Andrzej Duda

i

Autor: STANISLAW KOWALCZUK

Wzrasta renta socjalna. Główny postulat niepełnosprawnych nadal niespełniony

2018-05-15 11:48

Renta socjalna została podniesiona do kwoty najniższej renty z tytułu całkowitej niezdolności do pracy. To efekt nowelizacji ustawy, którą podpisał prezydent Andrzej Duda. Tym samym renta socjalna wzrośnie z 865,03 zł do 1029,80 zł. Choć w życie wchodzi też druga ustawa o szczególnych uprawnienia medycznych dla osób ze znaczną niepełnosprawnością, to rząd Prawa i Sprawiedliwości nadal nie spełnił podstawowego postulatu protestujących w Sejmie osób niepełnosprawnych i ich opiekunów. Protest trwa od 18 kwietnia.

Ustawę o podniesieniu renty socjalnej przygotowało Ministerstwo Rodziny, Pracy i Polityki Społecznej. Pomoc przysługuje osobie pełnoletniej, całkowicie niezdolnej do pracy z powodu naruszenia sprawności organizmu, które powstało: przed ukończeniem 18. roku życia, w trakcie nauki w szkole lub w szkole wyższej - przed ukończeniem 25. roku życia, w trakcie studiów doktoranckich lub aspirantury naukowej.

Zobacz też: Tak zdzierają z nas za benzynę. Zarabiamy więcej niż Rosjanie, a możemy kupić mniej paliwa

Z danych ZUS wynika, że rentę socjalną pobiera 280 tys. osób (stan na marzec 2018 r.). Nowelizacja ustawy to wydatek dla budżetu rzędu ok. 45 mln zł miesięcznie, czyli ponad pół miliarda złotych rocznie. Nowe przepisy mają wejść w życie 1 września 2018 r., wówczas podwyższona renta zostanie wypłacona z wyrównaniem od 1 czerwca 2018 r. - podaje PAP.

Zrównanie renty socjalnej z kwotą najniższej renty z tytułu całkowitej niezdolności do pracy to jeden z postulatów protestujących w Sejmie, ale nie podstawowy. - Walczymy o pierwszy postulat, o dodatek na życie w kwocie 500 zł dla osób niepełnosprawnych, niezdolnych do samodzielnej egzystencji - mówi cytowana przez media liderka protestu Iwona Hartwich z Komitetu Protestacyjnego Rodziców Osób Niepełnosprawnych.

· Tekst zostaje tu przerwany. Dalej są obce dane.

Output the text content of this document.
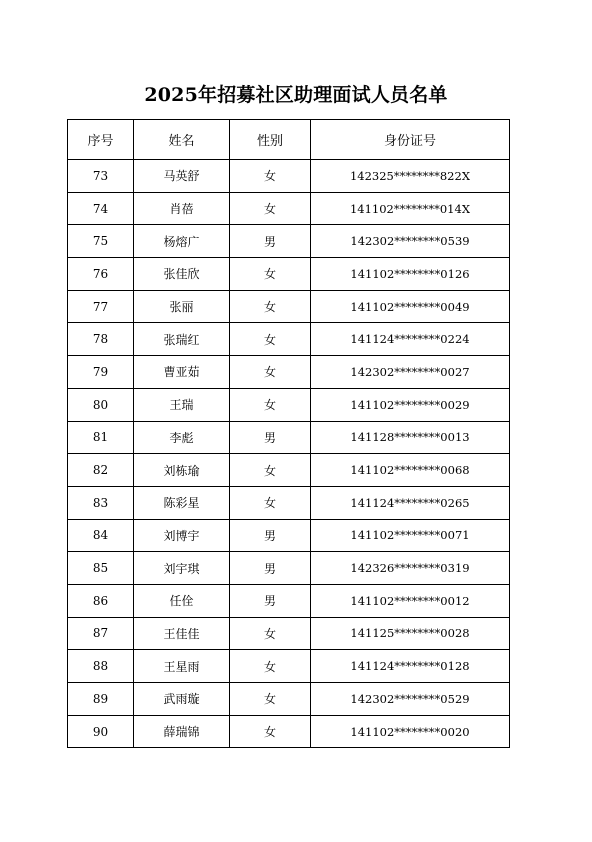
2025年招募社区助理面试人员名单
序号	姓名	性别	身份证号
73	马英舒	女	142325********822X
74	肖蓓	女	141102********014X
75	杨熔广	男	142302********0539
76	张佳欣	女	141102********0126
77	张丽	女	141102********0049
78	张瑞红	女	141124********0224
79	曹亚茹	女	142302********0027
80	王瑞	女	141102********0029
81	李彪	男	141128********0013
82	刘栋瑜	女	141102********0068
83	陈彩星	女	141124********0265
84	刘博宇	男	141102********0071
85	刘宇琪	男	142326********0319
86	任佺	男	141102********0012
87	王佳佳	女	141125********0028
88	王星雨	女	141124********0128
89	武雨璇	女	142302********0529
90	薛瑞锦	女	141102********0020
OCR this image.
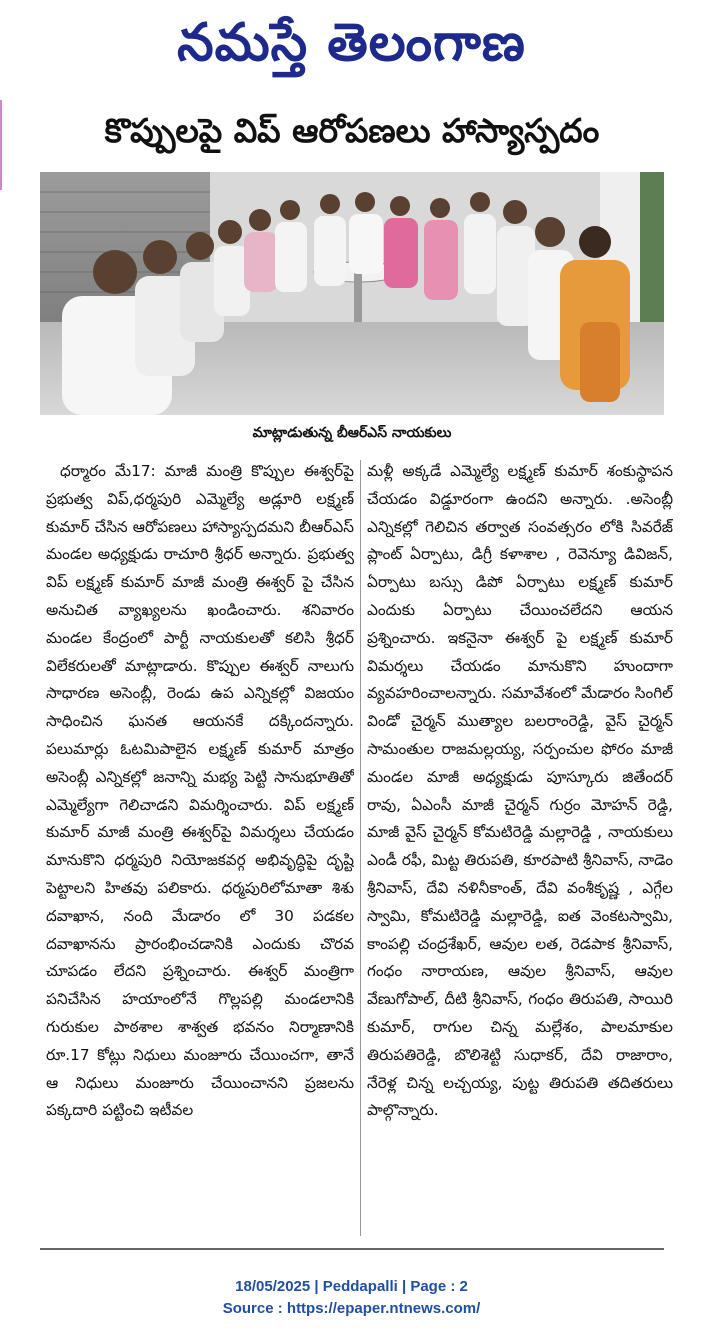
నమస్తే తెలంగాణ
కొప్పులపై విప్ ఆరోపణలు హాస్యాస్పదం
మాట్లాడుతున్న బీఆర్ఎస్ నాయకులు

ధర్మారం మే17: మాజీ మంత్రి కొప్పుల ఈశ్వర్‌పై ప్రభుత్వ విప్,ధర్మపురి ఎమ్మెల్యే అడ్లూరి లక్ష్మణ్ కుమార్ చేసిన ఆరోపణలు హాస్యాస్పదమని బీఆర్ఎస్ మండల అధ్యక్షుడు రాచూరి శ్రీధర్ అన్నారు. ప్రభుత్వ విప్ లక్ష్మణ్ కుమార్ మాజీ మంత్రి ఈశ్వర్ పై చేసిన అనుచిత వ్యాఖ్యలను ఖండించారు. శనివారం మండల కేంద్రంలో పార్టీ నాయకులతో కలిసి శ్రీధర్ విలేకరులతో మాట్లాడారు. కొప్పుల ఈశ్వర్ నాలుగు సాధారణ అసెంబ్లీ, రెండు ఉప ఎన్నికల్లో విజయం సాధించిన ఘనత ఆయనకే దక్కిందన్నారు. పలుమార్లు ఓటమిపాలైన లక్ష్మణ్ కుమార్ మాత్రం అసెంబ్లీ ఎన్నికల్లో జనాన్ని మభ్య పెట్టి సానుభూతితో ఎమ్మెల్యేగా గెలిచాడని విమర్శించారు. విప్ లక్ష్మణ్ కుమార్ మాజీ మంత్రి ఈశ్వర్‌పై విమర్శలు చేయడం మానుకొని ధర్మపురి నియోజకవర్గ అభివృద్ధిపై దృష్టి పెట్టాలని హితవు పలికారు. ధర్మపురిలోమాతా శిశు దవాఖాన, నంది మేడారం లో 30 పడకల దవాఖానను ప్రారంభించడానికి ఎందుకు చొరవ చూపడం లేదని ప్రశ్నించారు. ఈశ్వర్ మంత్రిగా పనిచేసిన హయాంలోనే గొల్లపల్లి మండలానికి గురుకుల పాఠశాల శాశ్వత భవనం నిర్మాణానికి రూ.17 కోట్లు నిధులు మంజూరు చేయించగా, తానే ఆ నిధులు మంజూరు చేయించానని ప్రజలను పక్కదారి పట్టించి ఇటీవల

మళ్లీ అక్కడే ఎమ్మెల్యే లక్ష్మణ్ కుమార్ శంకుస్థాపన చేయడం విడ్డూరంగా ఉందని అన్నారు. .అసెంబ్లీ ఎన్నికల్లో గెలిచిన తర్వాత సంవత్సరం లోకి సివరేజ్ ప్లాంట్ ఏర్పాటు, డిగ్రీ కళాశాల , రెవెన్యూ డివిజన్, ఏర్పాటు బస్సు డిపో ఏర్పాటు లక్ష్మణ్ కుమార్ ఎందుకు ఏర్పాటు చేయించలేదని ఆయన ప్రశ్నించారు. ఇకనైనా ఈశ్వర్ పై లక్ష్మణ్ కుమార్ విమర్శలు చేయడం మానుకొని హుందాగా వ్యవహరించాలన్నారు. సమావేశంలో మేడారం సింగిల్ విండో చైర్మన్ ముత్యాల బలరాంరెడ్డి, వైస్ చైర్మన్ సామంతుల రాజమల్లయ్య, సర్పంచుల ఫోరం మాజీ మండల మాజీ అధ్యక్షుడు పూస్కూరు జితేందర్ రావు, ఏఎంసీ మాజీ చైర్మన్ గుర్రం మోహన్ రెడ్డి, మాజీ వైస్ చైర్మన్ కోమటిరెడ్డి మల్లారెడ్డి , నాయకులు ఎండీ రఫీ, మిట్ట తిరుపతి, కూరపాటి శ్రీనివాస్, నాడెం శ్రీనివాస్, దేవి నళినీకాంత్, దేవి వంశీకృష్ణ , ఎగ్గేల స్వామి, కోమటిరెడ్డి మల్లారెడ్డి, ఐత వెంకటస్వామి, కాంపల్లి చంద్రశేఖర్, ఆవుల లత, రెడపాక శ్రీనివాస్, గంధం నారాయణ, ఆవుల శ్రీనివాస్, ఆవుల వేణుగోపాల్, దీటి శ్రీనివాస్, గంధం తిరుపతి, సాయిరి కుమార్, రాగుల చిన్న మల్లేశం, పాలమాకుల తిరుపతిరెడ్డి, బొలిశెట్టి సుధాకర్, దేవి రాజారాం, నేరెళ్ల చిన్న లచ్చయ్య, పుట్ట తిరుపతి తదితరులు పాల్గొన్నారు.

18/05/2025 | Peddapalli | Page : 2
Source : https://epaper.ntnews.com/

Niepełnosprawni oraz ich rodzice i opiekunowie, którzy przebywają w Sejmie już 4 tygodnie, domagają się przede wszystkim wprowadzenia świadczenia w wysokości 500 zł dla osób z niepełnosprawnościami niezdolnych do samodzielnej egzystencji.

Sprawdź również: Rząd PiS chce wprowadzić nowy podatek. Mają go płacić najbogatsi

Aby ułatwić wprowadzenie tego postulatu w życie i nie obciążać zbytnio wydatków skarbu państwa, protestujący zgodzili się na stopniowe wejście dodatku w życie. Jak podaje "Gazeta Wyborcza", od września tego roku dodatek wynosiłby 250 zł, od stycznia przyszłego roku - 375 zł, zaś od początku 2020 r. - już 500 zł. W takiej wersji w tym roku jego realizacja miałaby kosztować 272 mln zł, w 2019 r. - 1 mld 224 mln zł, zaś od 2020 r. - 1 mld 632 mln zł. Pieniądze miałby trafić do 272 tys. osób. Dla porównania: świadczenie 500 plus w gotówce pobiera prawie 2,5 mln rodzin, które do marca tego roku kosztowało budżet państwa blisko 43 mld zł.